The Return Of The King, 1985
Rivalries are woven into the very fabric of WSM (Eddie Hall and Hafþór Björnsson’s is so intense, they’re boxing each other later this year) and the one shared by two icons of the sport, Geoff Capes and Jón Páll Sigmarsson, was one of its very best. It began in 1984 when Sigmarsson beat Capes, then the reigning champion, in the arm wrestling event before lifting both of his arms in the air, triumphantly roaring, “The king has lost his crown!” to the onlookers.
Many thought that would be the end of Capes but revenge would be his and a year later he would win a second WSM title after beating Sigmarsson in the final event, this time the loading race, and responded in kind by telling the world, “The king is not dead.” Iconic.
The Arm-Break, 1995
When it comes to a sport that’s all about shifting inhuman amounts of weight around, it should come as no surprise that injuries are commonplace, and unfortunately for some strongmen these injuries can be absolute horrors - take Nathan Jones’ arm break heartache in 1995.
When Jones sat down to take on Magnus Samuelsson in the arm-wrestling event, you’d have been forgiven for thinking that there was some foul play going on, given how much Jones dwarfed the Swede. But, before becoming a strongman, and as Jones would learn to his peril, Samuelsson was the European arm-wrestling champion. No matter how much straining and shouting, Jones couldn’t budge his opponent’s arm an inch, eventually snapping his own arm in the effort. Ouch!

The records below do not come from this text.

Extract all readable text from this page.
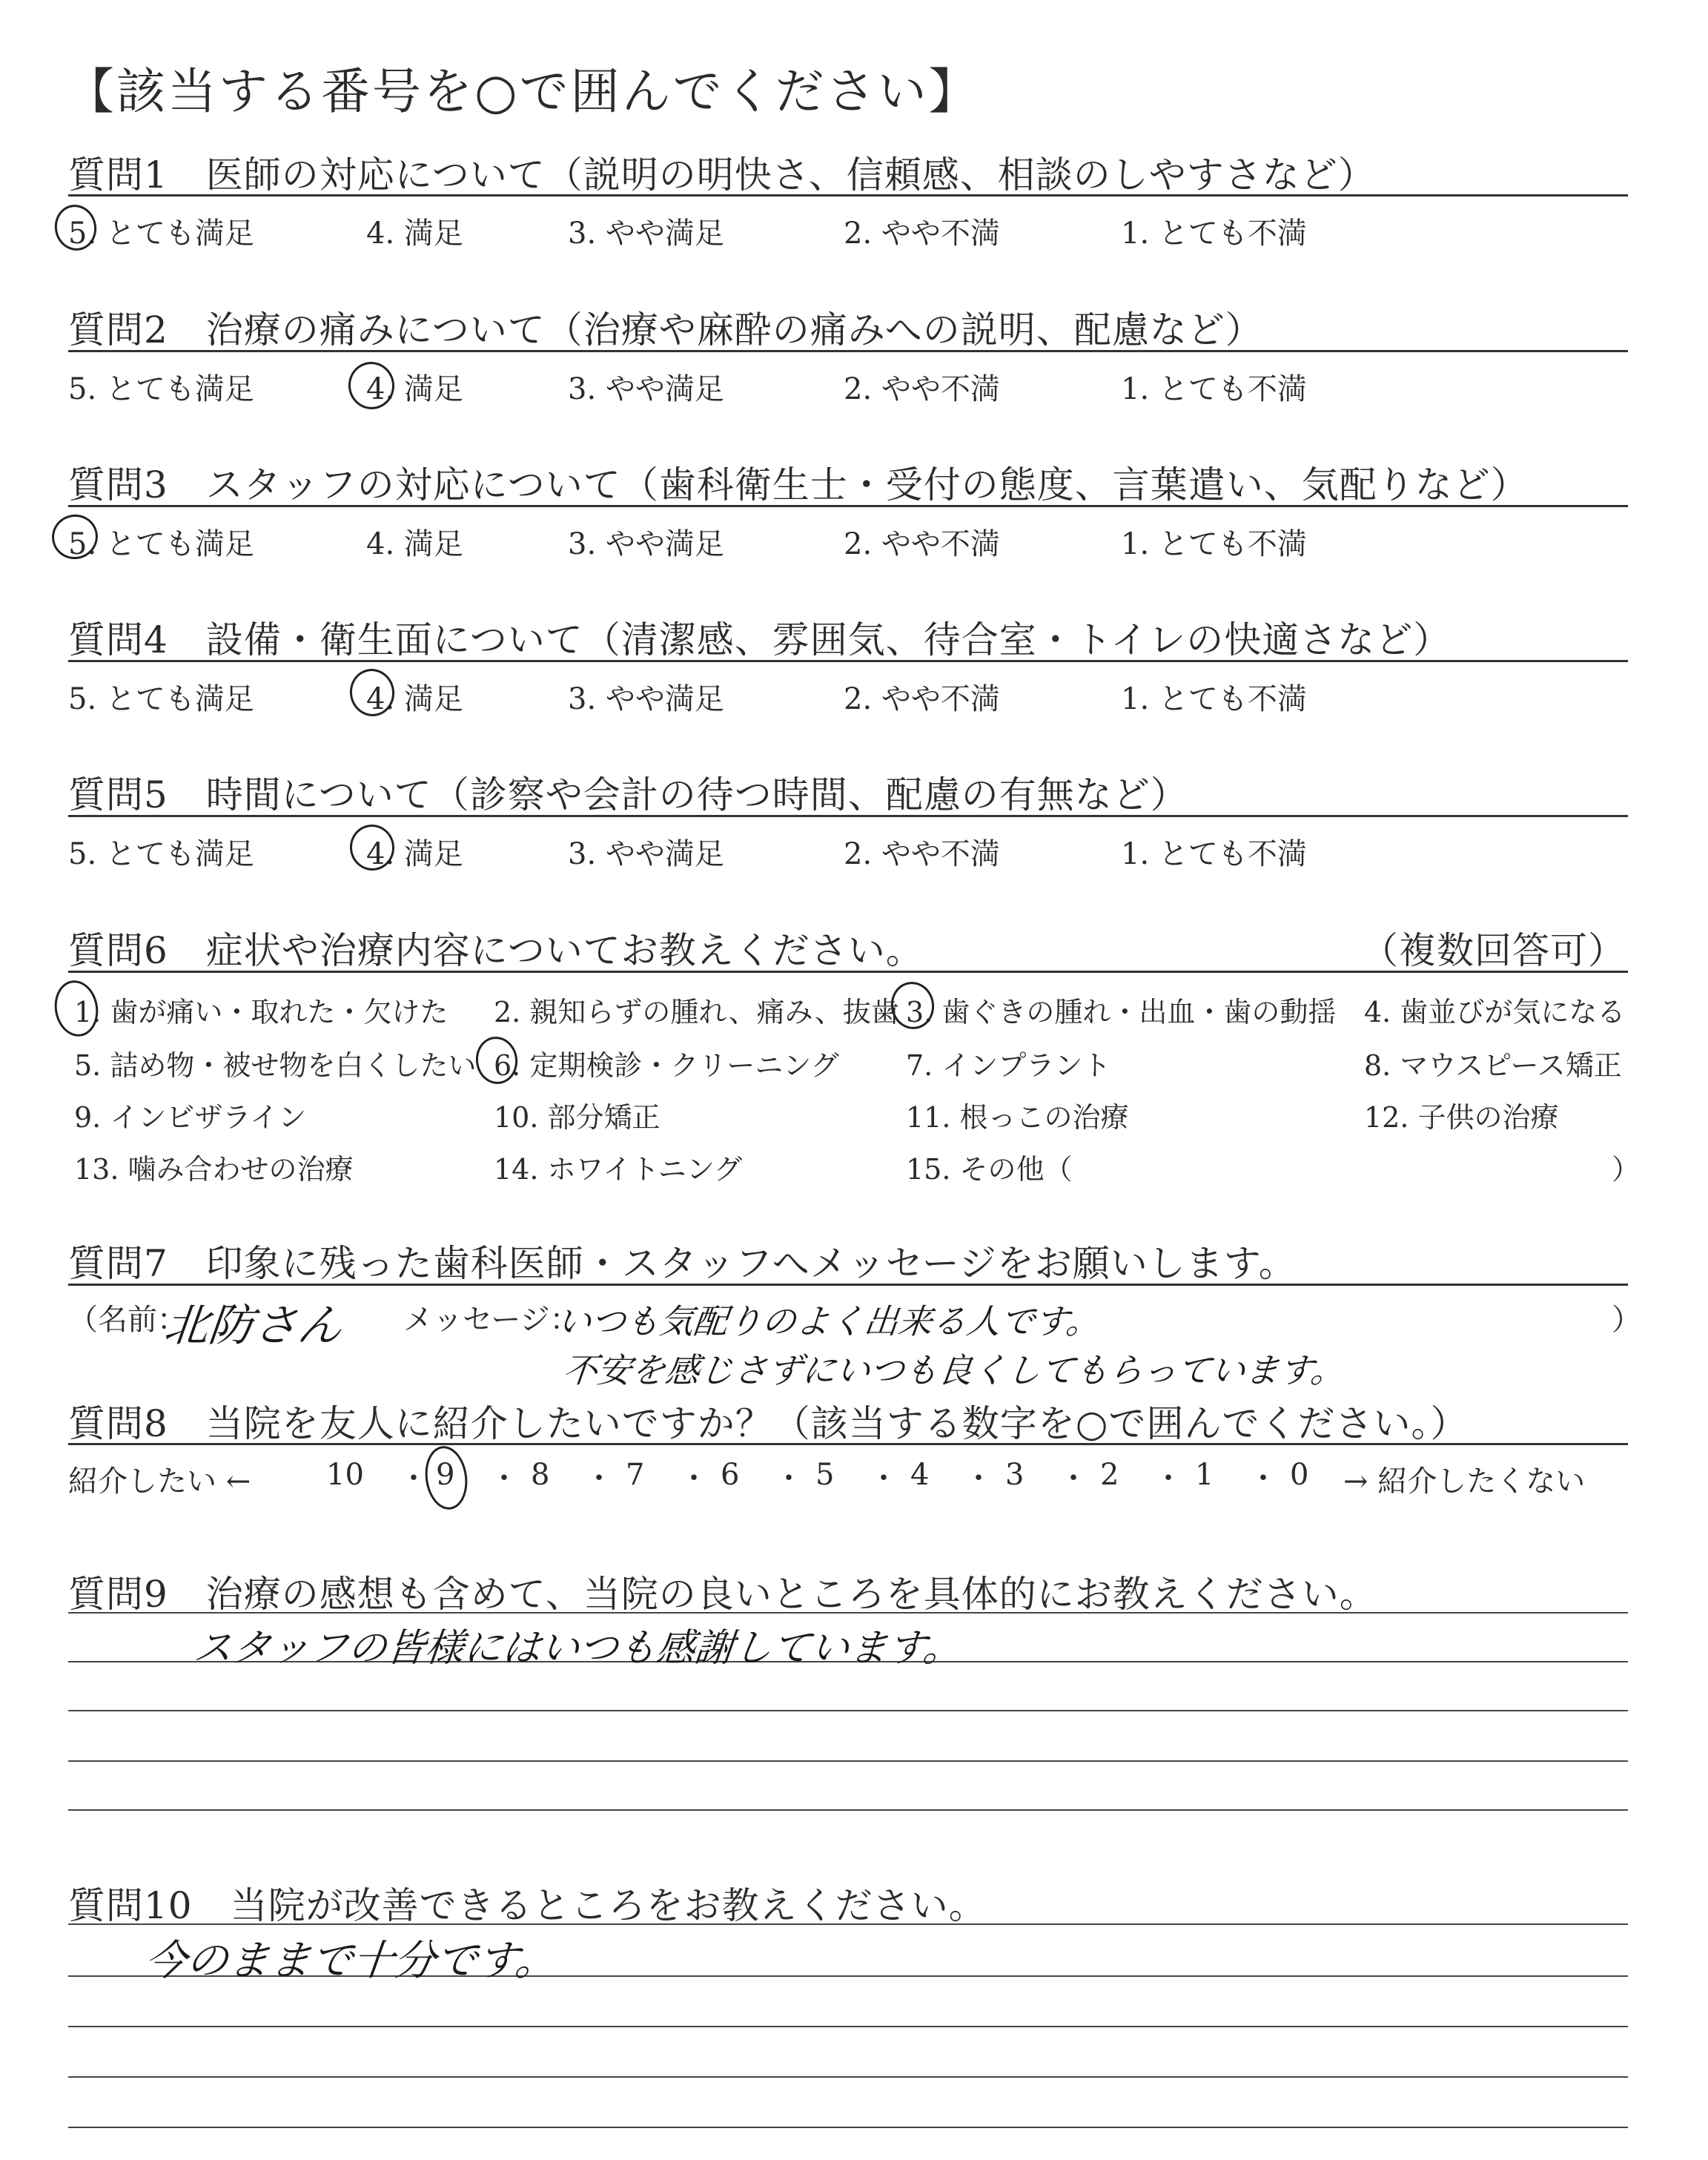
【該当する番号を○で囲んでください】
質問1　医師の対応について（説明の明快さ、信頼感、相談のしやすさなど）
5. とても満足	4. 満足	3. やや満足	2. やや不満	1. とても不満
質問2　治療の痛みについて（治療や麻酔の痛みへの説明、配慮など）
5. とても満足	4. 満足	3. やや満足	2. やや不満	1. とても不満
質問3　スタッフの対応について（歯科衛生士・受付の態度、言葉遣い、気配りなど）
5. とても満足	4. 満足	3. やや満足	2. やや不満	1. とても不満
質問4　設備・衛生面について（清潔感、雰囲気、待合室・トイレの快適さなど）
5. とても満足	4. 満足	3. やや満足	2. やや不満	1. とても不満
質問5　時間について（診察や会計の待つ時間、配慮の有無など）
5. とても満足	4. 満足	3. やや満足	2. やや不満	1. とても不満
質問6　症状や治療内容についてお教えください。	（複数回答可）
1. 歯が痛い・取れた・欠けた 2. 親知らずの腫れ、痛み、抜歯 3. 歯ぐきの腫れ・出血・歯の動揺 4. 歯並びが気になる
5. 詰め物・被せ物を白くしたい 6. 定期検診・クリーニング 7. インプラント	8. マウスピース矯正
9. インビザライン	10. 部分矯正	11. 根っこの治療	12. 子供の治療
13. 噛み合わせの治療	14. ホワイトニング	15. その他（	）
質問7　印象に残った歯科医師・スタッフへメッセージをお願いします。
（名前：
北防さん メッセージ：
いつも気配りのよく出来る人です。
不安を感じさずにいつも良くしてもらっています。
）
質問8　当院を友人に紹介したいですか？（該当する数字を○で囲んでください。）
紹介したい ←	10 9	8	7	6	5	4	3	2	1	0
・ ・ ・ ・ ・ ・ ・ ・ ・ ・ → 紹介したくない
質問9　治療の感想も含めて、当院の良いところを具体的にお教えください。
スタッフの皆様にはいつも感謝しています。
質問10　当院が改善できるところをお教えください。
今のままで十分です。
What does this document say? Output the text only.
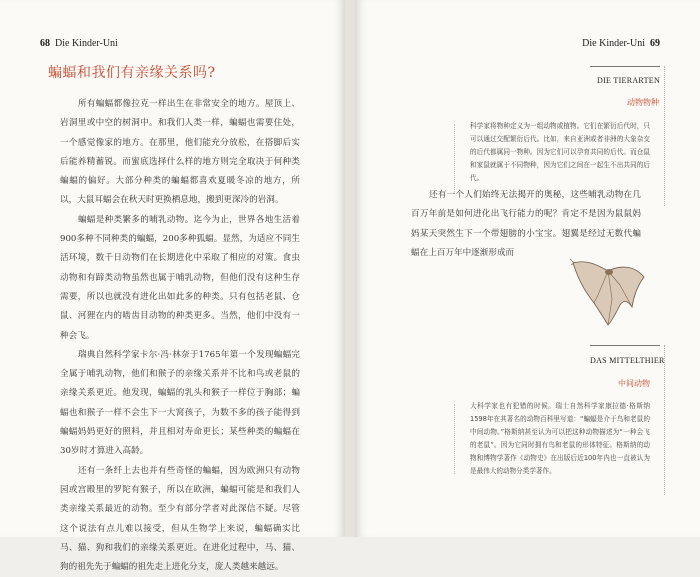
68 Die Kinder-Uni
蝙蝠和我们有亲缘关系吗?

所有蝙蝠都像拉克一样出生在非常安全的地方。屋顶上、岩洞里或中空的树洞中。和我们人类一样，蝙蝠也需要住处，一个感觉像家的地方。在那里，他们能充分放松，在搭脚后实后能养精蓄锐。而蜜底选择什么样的地方则完全取决于何种类蝙蝠的偏好。大部分种类的蝙蝠都喜欢夏暖冬凉的地方，所以，大鼠耳蝠会在秋天时更换栖息地，搬到更深冷的岩洞。

蝙蝠是种类繁多的哺乳动物。迄今为止，世界各地生活着900多种不同种类的蝙蝠，200多种狐蝠。显然，为适应不同生活环境，数千日动物们在长期进化中采取了相应的对策。食虫动物和有蹄类动物虽然也属于哺乳动物，但他们没有这种生存需要，所以也就没有进化出如此多的种类。只有包括老鼠、仓鼠、河狸在内的啮齿目动物的种类更多。当然，他们中没有一种会飞。

瑞典自然科学家卡尔·冯·林奈于1765年第一个发现蝙蝠完全属于哺乳动物，他们和猴子的亲缘关系并不比和鸟或老鼠的亲缘关系更近。他发现，蝙蝠的乳头和猴子一样位于胸部；蝙蝠也和猴子一样不会生下一大窝孩子，为数不多的孩子能得到蝙蝠妈妈更好的照料，并且相对寿命更长；某些种类的蝙蝠在30岁时才算进入高龄。

还有一条纤上去也并有些奇怪的蝙蝠，因为欧洲只有动物园或宫殿里的罗陀有猴子，所以在欧洲，蝙蝠可能是和我们人类亲缘关系最近的动物。至少有部分学者对此深信不疑。尽管这个说法有点儿难以接受，但从生物学上来说，蝙蝠确实比马、猫、狗和我们的亲缘关系更近。在进化过程中，马、猫、狗的祖先先于蝙蝠的祖先走上进化分支，庞人类越来越远。

Die Kinder-Uni 69
DIE TIERARTEN
动物物种
科学家将物种定义为一组动物或植物。它们在繁衍后代时，只可以通过交配繁衍后代。比如，来自亚洲或者非洲的大象杂交的后代都属同一物种。因为它们可以孕育共同的后代。而仓鼠和家鼠就属于不同物种，因为它们之间在一起生不出共同的后代。

还有一个人们始终无法揭开的奥秘，这些哺乳动物在几百万年前是如何进化出飞行能力的呢？肯定不是因为鼠鼠妈妈某天突然生下一个带翅膀的小宝宝。翅翼是经过无数代蝙蝠在上百万年中逐渐形成而

DAS MITTELTHIER
中间动物
大科学家也有犯错的时候。瑞士自然科学家康拉德·格斯纳1598年在其著名的动物百科里写道：“蝙蝠是介于鸟和老鼠的中间动物。”格斯纳甚至认为可以把这种动物描述为“一种会飞的老鼠”。因为它同时拥有鸟和老鼠的形体特征。格斯纳的动物和博物学著作《动物史》在出版后近100年内也一直被认为是最伟大的动物分类学著作。
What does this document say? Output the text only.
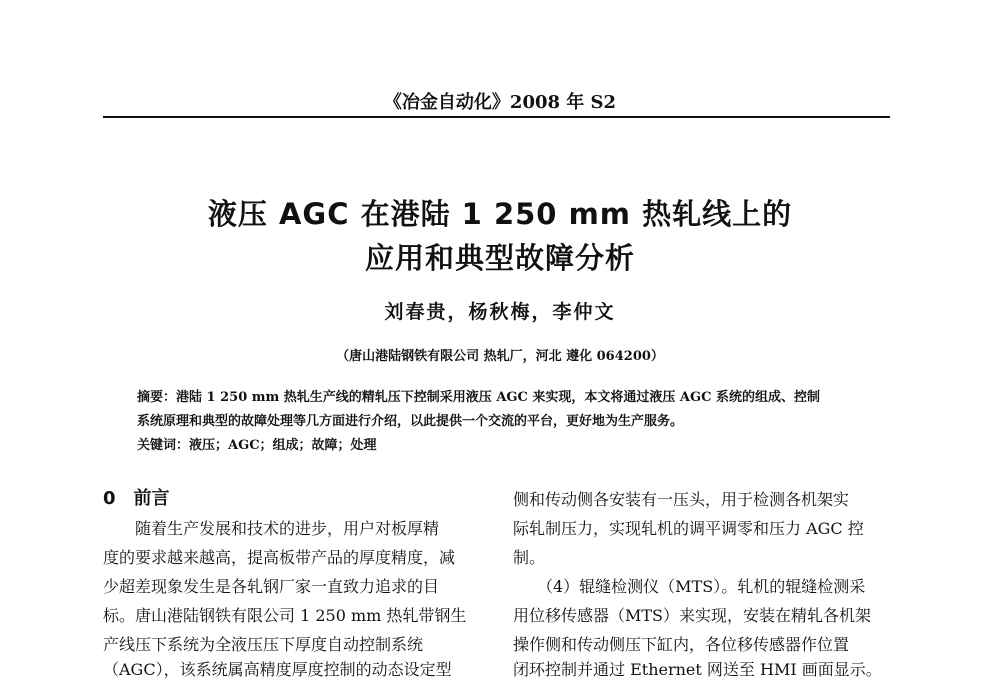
《冶金自动化》2008 年 S2
液压 AGC 在港陆 1 250 mm 热轧线上的
应用和典型故障分析
刘春贵，杨秋梅，李仲文
（唐山港陆钢铁有限公司 热轧厂，河北 遵化 064200）
摘要：港陆 1 250 mm 热轧生产线的精轧压下控制采用液压 AGC 来实现，本文将通过液压 AGC 系统的组成、控制
系统原理和典型的故障处理等几方面进行介绍，以此提供一个交流的平台，更好地为生产服务。
关键词：液压；AGC；组成；故障；处理
0 前言
　　随着生产发展和技术的进步，用户对板厚精
度的要求越来越高，提高板带产品的厚度精度，减
少超差现象发生是各轧钢厂家一直致力追求的目
标。唐山港陆钢铁有限公司 1 250 mm 热轧带钢生
产线压下系统为全液压压下厚度自动控制系统
（AGC），该系统属高精度厚度控制的动态设定型
侧和传动侧各安装有一压头，用于检测各机架实
际轧制压力，实现轧机的调平调零和压力 AGC 控
制。
　　（4）辊缝检测仪（MTS）。轧机的辊缝检测采
用位移传感器（MTS）来实现，安装在精轧各机架
操作侧和传动侧压下缸内，各位移传感器作位置
闭环控制并通过 Ethernet 网送至 HMI 画面显示。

Thor And Shaw Kick Off A Rivalry For The Ages, 2014
There’s no question that Hafþór Björnsson, partly down to his role as ‘The Mountain’ in the HBO smash-hit Game of Thrones, is a full-blown superstar these days, more so perhaps than any strongman in history. The Icelandic giant, who won the tournament in 2018, has certainly rubbed a few of his rivals up the wrong way in recent years, Hall obviously, but it’s with four-time WSM winner Brian Shaw that Björnsson has shared his most heated rivalry.
The most famous clash of these titans came in 2014, when Shaw set an unbelievable world record time of 16.59 seconds in the keg toss, and the normally humble man from Colorado declared the event as "nothing" and “easy.” Björnsson, not one to be outdone, made sure the lofty new record didn’t stand for long and posted an even better time of 16.35 seconds moments later, leaving Shaw utterly aghast.